Sem dissensão, o Pretório Excelso vem proclamando que a admissão de seqüestro de verbas públicas tem lugar apenas na hipótese de quebra da ordem cronológica, que não deve ser equiparada às situações de não-inclusão da despesa no orçamento (STF, Pleno, Rcl 1.091/PA, rei. Min. Maurício Corrêa, DJU 16/08/02, pág. 88; STF, Pleno, Rcl 2.363/PA, rei. Min. Gilmar Mendes, DJU 01/04/05, pág. 7; STF, Pleno, Rcl 2.848/CE, rei. Min. Joaquim Barbosa, DJU 24/02/06, pág. 7), com o beneplácito da doutrina (cf. Leonardo José Carneiro da Cunha, A Fazenda Pública em Juízo, 5 a ed., Dialética, 2007, item 12.1.6, págs. 255-6).

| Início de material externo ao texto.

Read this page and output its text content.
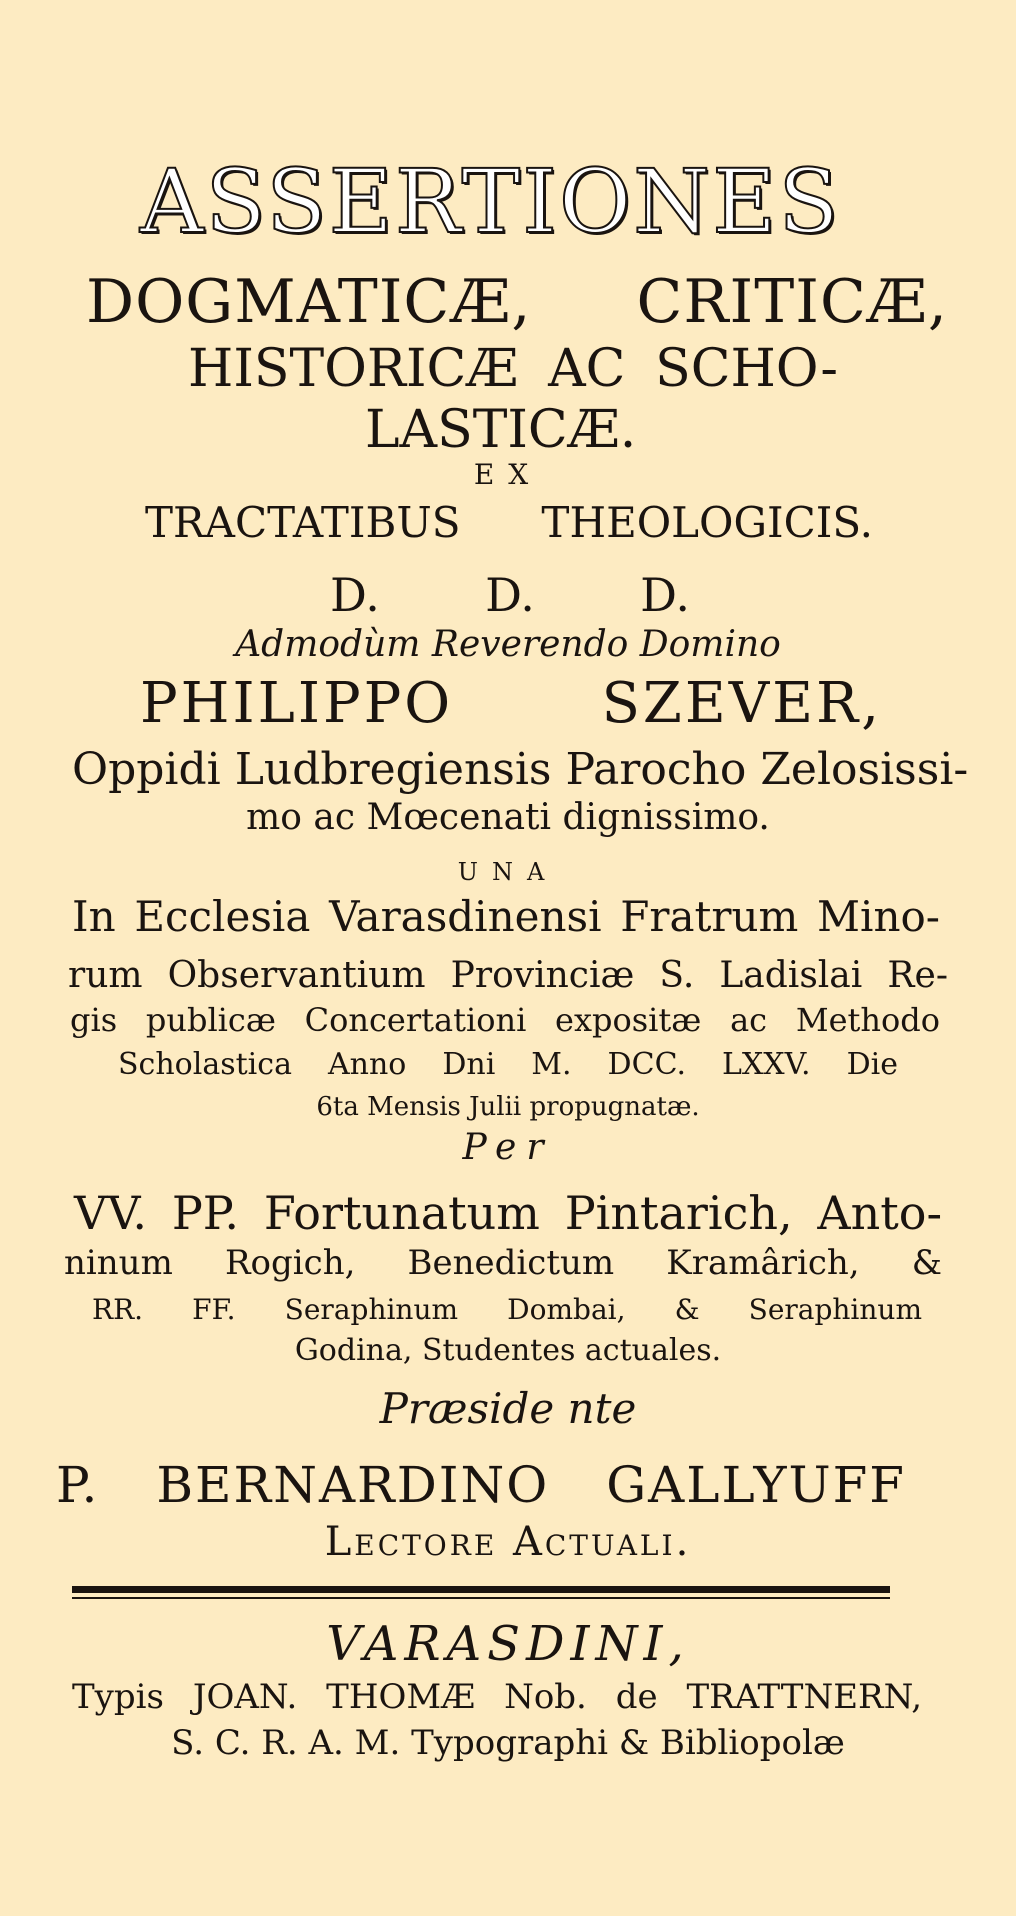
ASSERTIONES
DOGMATICÆ, CRITICÆ,
HISTORICÆ AC SCHO-
LASTICÆ.
EX
TRACTATIBUS THEOLOGICIS.
D. D. D.
Admodùm Reverendo Domino
PHILIPPO SZEVER,
Oppidi Ludbregiensis Parocho Zelosissi-
mo ac Mœcenati dignissimo.
UNA
In Ecclesia Varasdinensi Fratrum Mino-
rum Observantium Provinciæ S. Ladislai Re-
gis publicæ Concertationi expositæ ac Methodo
Scholastica Anno Dni M. DCC. LXXV. Die
6ta Mensis Julii propugnatæ.
Per
VV. PP. Fortunatum Pintarich, Anto-
ninum Rogich, Benedictum Kramârich, &
RR. FF. Seraphinum Dombai, & Seraphinum
Godina, Studentes actuales.
Præside nte
P. BERNARDINO GALLYUFF
Lectore Actuali.
VARASDINI,
Typis JOAN. THOMÆ Nob. de TRATTNERN,
S. C. R. A. M. Typographi & Bibliopolæ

Concluindo, não há demonstração de que o pagamento do precatório EP 9.231/98 tenha sido efetuado com ilegalidade ou com abuso de poder, uma vez que o acordo celebrado, além de vantajoso para a Fazenda Pública, visava interesse da coletividade atingida pelas enchentes (motivo específico e no interesse público), ou seja, interesse preponderante ao do particular impetrante. Demais, obtidas as verbas com o BID, não houve prejuízo dos recursos orçamentários normalmente destinados ao atendimento dos outros precatórios, inclusive o dos litisconsortes. Destarte, não havendo quebra da ordem cronológica de pagamento, entendo ilegal a concessão da ordem constritiva.

De resto, incabível a condenação em honorários advocatícios, por se cuidar de mandado de segurança (STF, Súmula 512; STJ, Súmula 105).

Pelo exposto, concedia a ordem impetrada, a fim de cassar a decisão que determinou o seqüestro de rendas públicas.